We can see that, even though the target and synthesized images look very different, the two model outputs look basically identical (which matches the exceedingly low loss value we see above).
It may seem strange that the synthesized image looks like it has high-frequency noise in it — a Gaussian is a low-pass filter, so why isn’t the model metamer just a blurred version of the original image? Indeed, such a blurred image would be a model metamer, but it’s only one of many. Remember what we mentioned earlier: Gaussians are insensitive to high-frequency information, which not only means that their response doesn’t change when you remove that information, but that you can add any amount of high frequency information into an image without affecting the model’s output. Put another way, you can randomize the contents of the model’s null space without affecting its response, and the goal of metamer synthesis is to generate different images that do just that.
We can also view a movie of our progress so far.
po.plot.synthesis_animate(
metamer, included_plots=["synthesis_imshow", "synthesis_loss"], figsize=(12, 5)
)
We can see the model’s insensitivity to high frequencies more dramatically by initializing our metamer synthesis with a different image. As mentioned above, by default we initialize with a patch of white noise, but we can initialize with any image of the same size. Let’s try with a different natural image, a picture of Marie Curie.
curie = po.data.curie().to(DEVICE)
po.plot.imshow(curie);
metamer = po.Metamer(
im,
model,
)
metamer.setup(initial_image=curie)
# we increase the length of time we run synthesis and decrease the
# stop_criterion, which determines when we think loss has converged
# for stopping synthesis early.
synth_image = metamer.synthesize(max_iter=500, stop_criterion=1e-6)

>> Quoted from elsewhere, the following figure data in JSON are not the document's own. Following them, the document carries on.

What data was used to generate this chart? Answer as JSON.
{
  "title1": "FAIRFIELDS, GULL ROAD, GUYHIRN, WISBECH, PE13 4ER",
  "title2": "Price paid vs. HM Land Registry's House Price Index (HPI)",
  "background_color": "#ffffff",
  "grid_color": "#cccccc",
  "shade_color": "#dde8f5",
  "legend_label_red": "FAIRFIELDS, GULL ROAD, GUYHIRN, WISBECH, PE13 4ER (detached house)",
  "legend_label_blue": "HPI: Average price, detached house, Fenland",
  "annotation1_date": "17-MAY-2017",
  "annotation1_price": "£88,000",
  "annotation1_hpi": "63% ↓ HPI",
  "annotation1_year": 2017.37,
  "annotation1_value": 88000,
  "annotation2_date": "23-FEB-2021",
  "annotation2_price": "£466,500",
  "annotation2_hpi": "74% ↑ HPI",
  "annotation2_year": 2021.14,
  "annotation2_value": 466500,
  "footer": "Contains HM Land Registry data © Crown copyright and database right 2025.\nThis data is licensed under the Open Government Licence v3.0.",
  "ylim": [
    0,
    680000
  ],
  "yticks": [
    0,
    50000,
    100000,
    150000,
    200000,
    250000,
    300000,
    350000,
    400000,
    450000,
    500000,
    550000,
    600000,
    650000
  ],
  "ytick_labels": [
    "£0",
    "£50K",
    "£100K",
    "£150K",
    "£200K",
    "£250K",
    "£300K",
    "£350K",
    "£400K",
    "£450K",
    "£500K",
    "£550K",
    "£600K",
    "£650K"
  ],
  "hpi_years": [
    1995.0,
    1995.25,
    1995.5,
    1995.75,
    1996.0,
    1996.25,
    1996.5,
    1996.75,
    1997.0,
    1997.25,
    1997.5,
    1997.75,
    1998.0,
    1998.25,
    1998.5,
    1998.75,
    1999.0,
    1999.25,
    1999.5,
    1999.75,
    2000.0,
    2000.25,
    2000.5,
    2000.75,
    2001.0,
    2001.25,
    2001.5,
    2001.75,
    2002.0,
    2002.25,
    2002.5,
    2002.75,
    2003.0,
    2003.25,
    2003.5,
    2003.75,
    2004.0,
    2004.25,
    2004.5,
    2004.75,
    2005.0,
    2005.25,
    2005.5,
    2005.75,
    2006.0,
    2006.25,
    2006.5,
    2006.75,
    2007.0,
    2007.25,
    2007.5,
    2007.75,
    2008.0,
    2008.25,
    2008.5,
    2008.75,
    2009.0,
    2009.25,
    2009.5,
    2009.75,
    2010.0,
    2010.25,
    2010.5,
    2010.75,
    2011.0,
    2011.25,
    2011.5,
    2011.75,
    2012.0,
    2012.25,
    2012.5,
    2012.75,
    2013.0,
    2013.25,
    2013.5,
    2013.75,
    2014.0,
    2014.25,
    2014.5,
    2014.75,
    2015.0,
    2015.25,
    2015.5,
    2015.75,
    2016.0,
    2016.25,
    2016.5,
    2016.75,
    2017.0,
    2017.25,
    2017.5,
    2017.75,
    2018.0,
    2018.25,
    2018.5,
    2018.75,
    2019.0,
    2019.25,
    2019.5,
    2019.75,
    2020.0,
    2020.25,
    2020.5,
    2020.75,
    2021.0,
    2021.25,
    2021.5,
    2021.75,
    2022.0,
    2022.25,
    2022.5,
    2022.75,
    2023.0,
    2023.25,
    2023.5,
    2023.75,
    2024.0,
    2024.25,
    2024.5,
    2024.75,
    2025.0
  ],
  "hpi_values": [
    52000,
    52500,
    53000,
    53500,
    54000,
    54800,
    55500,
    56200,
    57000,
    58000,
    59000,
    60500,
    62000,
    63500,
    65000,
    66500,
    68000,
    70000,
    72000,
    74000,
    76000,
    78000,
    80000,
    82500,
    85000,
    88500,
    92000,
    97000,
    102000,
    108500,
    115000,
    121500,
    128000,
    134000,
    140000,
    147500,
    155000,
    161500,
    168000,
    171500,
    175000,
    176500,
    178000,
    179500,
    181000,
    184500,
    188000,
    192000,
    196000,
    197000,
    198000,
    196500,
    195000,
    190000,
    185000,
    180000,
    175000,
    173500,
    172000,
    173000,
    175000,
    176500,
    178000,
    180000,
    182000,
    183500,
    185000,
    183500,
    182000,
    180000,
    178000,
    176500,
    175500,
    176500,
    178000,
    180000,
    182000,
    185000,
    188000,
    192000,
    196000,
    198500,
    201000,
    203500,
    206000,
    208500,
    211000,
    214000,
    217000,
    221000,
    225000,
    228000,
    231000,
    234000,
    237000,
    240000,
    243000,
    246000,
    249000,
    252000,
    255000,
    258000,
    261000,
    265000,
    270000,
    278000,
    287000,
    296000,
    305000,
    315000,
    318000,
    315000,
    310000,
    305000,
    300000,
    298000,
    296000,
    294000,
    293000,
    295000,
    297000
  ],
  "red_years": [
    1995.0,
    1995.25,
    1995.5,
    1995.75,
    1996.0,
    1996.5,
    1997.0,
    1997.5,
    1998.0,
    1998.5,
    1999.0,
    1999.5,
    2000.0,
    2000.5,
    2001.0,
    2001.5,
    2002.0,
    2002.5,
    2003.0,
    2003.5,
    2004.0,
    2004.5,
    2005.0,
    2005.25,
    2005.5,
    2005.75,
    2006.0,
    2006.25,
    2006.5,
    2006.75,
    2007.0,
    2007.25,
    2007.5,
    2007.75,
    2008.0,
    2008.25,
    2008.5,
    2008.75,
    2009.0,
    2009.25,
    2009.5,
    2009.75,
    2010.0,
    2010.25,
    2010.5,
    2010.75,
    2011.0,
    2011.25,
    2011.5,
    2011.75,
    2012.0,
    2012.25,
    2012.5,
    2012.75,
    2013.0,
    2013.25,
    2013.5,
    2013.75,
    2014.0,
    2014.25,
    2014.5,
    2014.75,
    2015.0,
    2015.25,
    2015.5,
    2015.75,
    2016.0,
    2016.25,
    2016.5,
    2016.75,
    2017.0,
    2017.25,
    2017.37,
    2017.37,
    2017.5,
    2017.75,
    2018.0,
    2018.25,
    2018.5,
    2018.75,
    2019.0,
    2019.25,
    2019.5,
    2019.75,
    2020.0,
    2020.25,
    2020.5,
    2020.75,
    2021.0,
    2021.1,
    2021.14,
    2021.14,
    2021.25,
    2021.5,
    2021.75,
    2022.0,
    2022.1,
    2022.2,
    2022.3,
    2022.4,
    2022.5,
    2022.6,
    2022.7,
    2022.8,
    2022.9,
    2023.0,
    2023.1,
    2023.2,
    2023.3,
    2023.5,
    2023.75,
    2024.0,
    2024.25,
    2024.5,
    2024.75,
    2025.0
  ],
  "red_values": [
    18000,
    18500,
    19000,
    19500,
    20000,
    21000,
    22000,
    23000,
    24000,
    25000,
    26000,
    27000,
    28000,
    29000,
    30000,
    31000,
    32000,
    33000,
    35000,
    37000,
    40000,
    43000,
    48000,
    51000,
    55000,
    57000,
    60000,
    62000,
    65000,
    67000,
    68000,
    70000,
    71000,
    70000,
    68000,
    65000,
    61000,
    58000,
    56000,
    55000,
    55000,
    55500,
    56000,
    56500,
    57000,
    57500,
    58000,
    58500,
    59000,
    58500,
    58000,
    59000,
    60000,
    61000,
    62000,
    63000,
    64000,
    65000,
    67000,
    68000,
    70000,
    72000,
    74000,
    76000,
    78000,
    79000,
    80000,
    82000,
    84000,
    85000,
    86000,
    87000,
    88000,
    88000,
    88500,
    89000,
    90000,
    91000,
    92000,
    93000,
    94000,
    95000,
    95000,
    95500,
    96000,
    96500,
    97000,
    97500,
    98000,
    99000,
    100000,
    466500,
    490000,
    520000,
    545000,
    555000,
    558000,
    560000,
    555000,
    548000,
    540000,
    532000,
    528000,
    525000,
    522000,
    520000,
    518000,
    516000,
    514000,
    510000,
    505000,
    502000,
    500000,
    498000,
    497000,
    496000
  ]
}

/home/jenkins/agent/workspace/CCN_neurorse_plenoptic_main/lib/python3.12/site-packages/plenoptic/_synthesize/metamer.py:374: UserWarning: Loss has converged, stopping synthesis
warnings.warn("Loss has converged, stopping synthesis")
Let’s double-check that our synthesis looks like it’s reached a good solution by checking the loss curve:
po.plot.synthesis_loss(metamer);
Good, now let’s examine our synthesized metamer and the model output, as before:
fig = po.plot.imshow(
[im, rep, metamer.metamer, model(metamer.metamer)],
col_wrap=2,
vrange="auto1",
title=[
"Original image",
"Model representation\nof original image",
"Synthesized metamer",
"Model representation\nof synthesized metamer",
],
)
We see that the synthesized metamer here looks quite different from both the original and from our previous metamer, while the model outputs look very similar. Here, our synthesized model metamer looks like a blurry picture of Einstein with a high-frequency “shadow” of Curie added on top. Again, this is because the Gaussian model is insensitive to high frequencies, and thus a model metamer can include any high frequency information.
Eigendistortions#
By generating model metamers, we’ve gained a better understanding of the information our model is invariant to, but what if we want a better understanding of what our model is sensitive to? We can use Eigendistortion for that.
Like Metamer, Eigendistortion accepts an image and a model as its inputs. By default, it synthesizes the top and bottom eigendistortion, that is, the changes to the input image that the model finds most and least noticeable (see the Eigendistortions notebook for more details on this method).
eig = po.Eigendistortion(im, model)
eig.synthesize()
Top k=1 eigendists computed | Stop criterion 1.00E-07 reached.
Let’s examine those distortions:
po.plot.imshow(
eig.eigendistortions,
title=["Maximum eigendistortion", "Minimum eigendistortion"],
);
We can see they make sense: the most noticeable distortion is a very low-frequency modification to the image, with a period of about half the image. The least noticeable, on the other hand, is very high-frequency, which matches our understanding from the metamer example above.
This brief introduction hopefully demonstrates how you can use plenoptic to better understand your model representations!